Generate the text for --p-classifier-specification. In Ben's example, is this the entirety of the text he shared? I would guess that it's simply the print statement following the last line in his embedded code (everything after):

In [15]: print(classifier_specification)

I'm still unclear what to do with the --i-class-weight and --o-classifier terms too. Appreciate any input on what to enter there.

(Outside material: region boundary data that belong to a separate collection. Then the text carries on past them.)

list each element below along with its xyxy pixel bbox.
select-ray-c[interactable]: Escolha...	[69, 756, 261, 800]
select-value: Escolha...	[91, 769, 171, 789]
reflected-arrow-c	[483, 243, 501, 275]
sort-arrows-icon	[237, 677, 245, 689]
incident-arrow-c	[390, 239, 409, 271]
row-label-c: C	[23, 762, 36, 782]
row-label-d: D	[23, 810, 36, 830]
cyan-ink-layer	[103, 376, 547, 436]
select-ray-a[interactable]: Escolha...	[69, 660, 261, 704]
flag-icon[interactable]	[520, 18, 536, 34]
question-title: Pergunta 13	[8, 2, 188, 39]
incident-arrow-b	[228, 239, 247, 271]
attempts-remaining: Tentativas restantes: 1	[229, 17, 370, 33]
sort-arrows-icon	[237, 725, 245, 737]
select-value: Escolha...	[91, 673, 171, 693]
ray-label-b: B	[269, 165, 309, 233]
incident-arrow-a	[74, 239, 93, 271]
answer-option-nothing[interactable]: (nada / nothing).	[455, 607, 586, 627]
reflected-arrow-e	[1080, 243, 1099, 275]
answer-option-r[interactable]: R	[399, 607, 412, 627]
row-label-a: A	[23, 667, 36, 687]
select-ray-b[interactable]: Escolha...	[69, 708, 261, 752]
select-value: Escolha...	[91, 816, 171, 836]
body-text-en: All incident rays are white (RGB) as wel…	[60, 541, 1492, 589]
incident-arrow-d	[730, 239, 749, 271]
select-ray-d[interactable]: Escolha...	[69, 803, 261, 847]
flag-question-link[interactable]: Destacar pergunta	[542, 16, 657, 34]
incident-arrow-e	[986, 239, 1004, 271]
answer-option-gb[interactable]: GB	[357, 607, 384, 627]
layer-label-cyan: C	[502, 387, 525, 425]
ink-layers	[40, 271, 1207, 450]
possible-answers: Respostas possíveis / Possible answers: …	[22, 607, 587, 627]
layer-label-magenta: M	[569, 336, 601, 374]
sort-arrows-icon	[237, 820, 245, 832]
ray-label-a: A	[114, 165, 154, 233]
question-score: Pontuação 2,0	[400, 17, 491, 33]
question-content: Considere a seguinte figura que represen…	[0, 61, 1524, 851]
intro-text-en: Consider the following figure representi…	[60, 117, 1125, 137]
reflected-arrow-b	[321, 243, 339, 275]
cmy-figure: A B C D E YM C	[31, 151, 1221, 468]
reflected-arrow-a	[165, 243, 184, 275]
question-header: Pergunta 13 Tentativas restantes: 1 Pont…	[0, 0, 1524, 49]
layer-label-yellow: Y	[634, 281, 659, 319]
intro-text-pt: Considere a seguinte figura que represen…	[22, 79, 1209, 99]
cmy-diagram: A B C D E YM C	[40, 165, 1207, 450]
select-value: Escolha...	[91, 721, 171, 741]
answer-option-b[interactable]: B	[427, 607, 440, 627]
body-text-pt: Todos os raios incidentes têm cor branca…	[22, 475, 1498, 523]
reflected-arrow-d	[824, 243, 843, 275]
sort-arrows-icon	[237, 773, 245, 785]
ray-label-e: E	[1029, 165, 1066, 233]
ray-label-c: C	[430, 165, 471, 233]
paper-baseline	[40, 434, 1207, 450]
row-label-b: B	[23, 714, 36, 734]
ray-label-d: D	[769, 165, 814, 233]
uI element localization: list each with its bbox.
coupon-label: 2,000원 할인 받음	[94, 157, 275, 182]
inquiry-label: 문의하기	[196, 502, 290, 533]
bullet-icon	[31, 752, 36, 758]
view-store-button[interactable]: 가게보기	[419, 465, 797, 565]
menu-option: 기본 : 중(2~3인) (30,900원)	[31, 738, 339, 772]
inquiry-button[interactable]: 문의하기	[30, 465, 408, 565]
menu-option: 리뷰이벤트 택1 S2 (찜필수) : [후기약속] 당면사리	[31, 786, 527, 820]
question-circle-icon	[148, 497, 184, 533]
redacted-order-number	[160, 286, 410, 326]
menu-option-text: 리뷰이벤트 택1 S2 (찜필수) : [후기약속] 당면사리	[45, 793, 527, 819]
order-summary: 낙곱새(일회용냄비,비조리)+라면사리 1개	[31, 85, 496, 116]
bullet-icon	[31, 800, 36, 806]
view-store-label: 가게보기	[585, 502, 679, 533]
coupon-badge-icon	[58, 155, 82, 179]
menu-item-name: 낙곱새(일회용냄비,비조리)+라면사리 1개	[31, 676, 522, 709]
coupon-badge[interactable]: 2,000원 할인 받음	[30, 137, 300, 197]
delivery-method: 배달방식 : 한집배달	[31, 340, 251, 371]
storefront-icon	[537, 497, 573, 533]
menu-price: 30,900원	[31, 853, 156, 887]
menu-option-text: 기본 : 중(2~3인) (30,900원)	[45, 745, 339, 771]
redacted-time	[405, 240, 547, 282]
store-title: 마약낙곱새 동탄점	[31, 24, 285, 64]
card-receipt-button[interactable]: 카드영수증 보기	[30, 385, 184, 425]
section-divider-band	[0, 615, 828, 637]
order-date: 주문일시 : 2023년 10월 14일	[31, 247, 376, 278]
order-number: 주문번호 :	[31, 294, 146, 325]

For anyone who routinely uses scikit-learn programs, I'm sure this site has everything you need. As someone who has never used this program, I was wondering if those power users can point to some specific documentation within that site to get my novice feet wet. Just start at chapter 1?

Thanks!

Nicholas_Bokulich · October 31, 2018, 8:34pm

I would recommend just using fit-classifier-naive-bayes — the specification is already set for that method, so you can start using that classifier immediately on your data.

Yep, that's the correct resource. There is no way to "get your feet wet" with specification of a new classifier — you really need to have a good deal of familiarity with the particular estimator to know what is pertinent and get this working. Starting with chapter 1 and reading on through will give you a pretty good idea of where to start.

Hence the lack of documentation — that particular method is sort of exposed for development purposes, but we don't have good guidelines for users. For everyone else, there's fit-classifier-naive-bayes.

I hope that helps!

BenKaehler · November 1, 2018, 8:14pm

In addition to @Nicholas_Bokulich's excellent reply, in answer to your questions regarding --o-classifier and --i-class-weight, the q2-feature-classifier and q2-clawback tutorials may be useful if you are training your own classifiers. The latter explains what --i-class-weight is for, but it is probably of academic interest only if you're just getting started building data sets for a custom reference data set.

system · December 3, 2018, 2:14am

This topic was automatically closed 31 days after the last reply. New replies are no longer allowed.